Ele estava na fila de
emprego e, apesar dos seus cabelos brancos, o reconheci de imediato. Preto e
baixinho, mas ainda esbelto e musculoso como o conheci na infância. Lembrei do
tempo em que ele recolhia o lixo da cidade, numa carroça puxada a burro,
encantava a meninada com estórias fantasiosas e tirava cocos de onde ninguém
tinha coragem.
Ao anoitecer,
deslumbrava a gente com a saga do pavão misterioso, as desventuras de Camões e
as travessuras picantes de Bocage. Outras vezes, era a aparição do monstro
Labatut, o tempo do rei e do império.
Para ter mais
veracidade, suas estórias eram herança de família, contadas pelo tetravô,
escravo alforriado, que conheceu D. João VI e participou de beija-mãos no Paço
Imperial. O monarca seria um tipo afrescalhado, imundo e medroso de trovoadas.

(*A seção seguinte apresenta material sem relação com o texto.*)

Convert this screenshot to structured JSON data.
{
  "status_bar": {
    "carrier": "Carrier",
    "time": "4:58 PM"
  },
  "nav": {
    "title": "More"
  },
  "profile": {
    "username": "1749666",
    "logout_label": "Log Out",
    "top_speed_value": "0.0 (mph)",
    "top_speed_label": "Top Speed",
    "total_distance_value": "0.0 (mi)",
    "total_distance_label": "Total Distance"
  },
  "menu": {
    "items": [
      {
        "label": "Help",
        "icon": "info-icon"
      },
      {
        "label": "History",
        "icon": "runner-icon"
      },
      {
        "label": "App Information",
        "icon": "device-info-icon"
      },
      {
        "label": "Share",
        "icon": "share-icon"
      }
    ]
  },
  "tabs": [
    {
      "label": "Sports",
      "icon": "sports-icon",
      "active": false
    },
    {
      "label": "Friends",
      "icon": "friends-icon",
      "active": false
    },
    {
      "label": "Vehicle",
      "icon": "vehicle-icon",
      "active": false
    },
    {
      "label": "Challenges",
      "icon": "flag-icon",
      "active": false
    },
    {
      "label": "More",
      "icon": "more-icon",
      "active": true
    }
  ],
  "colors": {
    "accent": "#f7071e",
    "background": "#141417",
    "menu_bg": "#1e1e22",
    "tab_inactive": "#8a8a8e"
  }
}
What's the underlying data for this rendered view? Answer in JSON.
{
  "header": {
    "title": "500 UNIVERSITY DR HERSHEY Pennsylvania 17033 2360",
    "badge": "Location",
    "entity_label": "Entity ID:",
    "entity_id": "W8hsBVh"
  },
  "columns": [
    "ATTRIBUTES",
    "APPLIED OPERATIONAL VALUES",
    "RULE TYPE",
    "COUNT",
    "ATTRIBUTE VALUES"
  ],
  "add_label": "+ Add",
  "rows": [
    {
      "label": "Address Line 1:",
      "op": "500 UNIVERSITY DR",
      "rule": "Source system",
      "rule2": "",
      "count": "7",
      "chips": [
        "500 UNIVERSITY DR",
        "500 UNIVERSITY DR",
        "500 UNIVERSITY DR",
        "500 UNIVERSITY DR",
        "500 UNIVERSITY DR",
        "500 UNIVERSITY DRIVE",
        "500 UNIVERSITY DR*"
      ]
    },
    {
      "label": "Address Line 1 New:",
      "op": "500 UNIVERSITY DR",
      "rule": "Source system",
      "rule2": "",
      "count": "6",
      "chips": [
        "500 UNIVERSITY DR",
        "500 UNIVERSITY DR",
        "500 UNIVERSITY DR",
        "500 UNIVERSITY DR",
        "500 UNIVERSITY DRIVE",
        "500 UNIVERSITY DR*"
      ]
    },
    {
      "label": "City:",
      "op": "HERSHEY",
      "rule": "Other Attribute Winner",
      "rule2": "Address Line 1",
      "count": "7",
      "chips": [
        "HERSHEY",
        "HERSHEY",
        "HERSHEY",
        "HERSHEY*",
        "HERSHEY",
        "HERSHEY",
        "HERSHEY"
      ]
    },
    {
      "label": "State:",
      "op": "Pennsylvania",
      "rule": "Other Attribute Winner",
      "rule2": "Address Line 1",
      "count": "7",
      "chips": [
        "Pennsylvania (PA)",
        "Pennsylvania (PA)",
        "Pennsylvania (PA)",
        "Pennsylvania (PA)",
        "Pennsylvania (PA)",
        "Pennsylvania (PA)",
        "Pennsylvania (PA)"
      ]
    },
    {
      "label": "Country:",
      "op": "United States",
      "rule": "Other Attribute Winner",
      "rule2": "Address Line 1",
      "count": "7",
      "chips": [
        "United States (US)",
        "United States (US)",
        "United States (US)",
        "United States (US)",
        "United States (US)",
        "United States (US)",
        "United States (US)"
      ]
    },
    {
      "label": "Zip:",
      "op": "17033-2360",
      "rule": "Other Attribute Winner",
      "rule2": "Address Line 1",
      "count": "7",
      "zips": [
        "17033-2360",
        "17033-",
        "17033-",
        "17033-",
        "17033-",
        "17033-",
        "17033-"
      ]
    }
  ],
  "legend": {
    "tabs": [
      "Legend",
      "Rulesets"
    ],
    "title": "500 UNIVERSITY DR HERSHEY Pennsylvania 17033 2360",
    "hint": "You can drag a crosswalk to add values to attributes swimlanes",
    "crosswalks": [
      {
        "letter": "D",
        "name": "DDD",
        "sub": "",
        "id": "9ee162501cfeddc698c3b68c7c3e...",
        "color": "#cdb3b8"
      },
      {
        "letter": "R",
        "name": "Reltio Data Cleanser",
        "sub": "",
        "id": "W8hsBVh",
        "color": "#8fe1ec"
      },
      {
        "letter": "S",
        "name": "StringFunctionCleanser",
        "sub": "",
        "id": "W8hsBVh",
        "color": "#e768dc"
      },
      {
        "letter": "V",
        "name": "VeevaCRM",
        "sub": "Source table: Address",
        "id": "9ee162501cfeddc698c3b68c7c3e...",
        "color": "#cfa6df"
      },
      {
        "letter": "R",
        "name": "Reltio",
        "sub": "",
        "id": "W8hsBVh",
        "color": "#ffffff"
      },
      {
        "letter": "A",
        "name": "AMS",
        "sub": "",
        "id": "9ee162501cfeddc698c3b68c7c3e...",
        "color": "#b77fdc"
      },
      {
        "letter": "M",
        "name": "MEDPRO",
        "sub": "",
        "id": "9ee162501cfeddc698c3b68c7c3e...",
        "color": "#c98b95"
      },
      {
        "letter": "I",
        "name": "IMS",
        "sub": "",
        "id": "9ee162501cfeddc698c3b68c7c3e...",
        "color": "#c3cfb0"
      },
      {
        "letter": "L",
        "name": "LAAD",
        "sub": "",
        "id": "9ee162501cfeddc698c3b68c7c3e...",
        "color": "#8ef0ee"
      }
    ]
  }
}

E a rainha, Carlota Joaquina, feia e maluca, lhe enchia de chifres, embora
também não tomasse banho.
Então lembrei-me de uma
eleição acirradíssima, onde a UDN, controlando o juiz e o delegado, impediu a
oposição de instalar auto-falante em qualquer prédio da cidade. A proibição, no
entanto, esqueceu os coqueiros e ele foi chamado para colocar o transmissor no
ponto mais alto da cidade. Com o aparelho e fios amarrados à cintura, escalou o
coqueiro e instalou o equipamento. Assim, sem infringir a lei e deixando os
adversários estupefatos, a “Voz do Cariri” entrou no ar e conduziu o PSD para a
vitória.
Depois, já na
meia-idade, ele se aproximou da Igreja. Sonhava ser da “Irmandade do
Santíssimo” e participou de procissões. Num “Corpus Christi”, vestiu um terno
branco usado e folgado, porem com boa figura sob a opa vermelha da irmandade. À
frente do palio, contrito, mas desajeitado, destoava dos irmãos ao conduzir o
castiçal e a vela inclinados, quando deveriam estar na vertical. Ao ver a cena,
dona Lídia, na calçada, não perdoou o gritou: “apruma a vara, Zé” ! A procissão
inteira interrompeu “...queremos Deus, que é o nosso rei...” e caiu na
gargalhada. Monsenhor Feitosa, zangado, por pouco não excomungou todo o mundo e
derrubou a custódia.
Por fim, as lembranças
pararam, bati em seu ombro e perguntei: e aí, ainda contando estórias ? - “Que
nada” respondeu sexagenário e triste, sem a vivacidade de outrora. – “Com a
terceirização, fui jogado na rua. Minha esperança agora é esse emprego de
coveiro, aqui no cemitério. Parece que vai dar certo. Afinal, eu entendo de
lixo e o que não falta em minha vida é alma penada”.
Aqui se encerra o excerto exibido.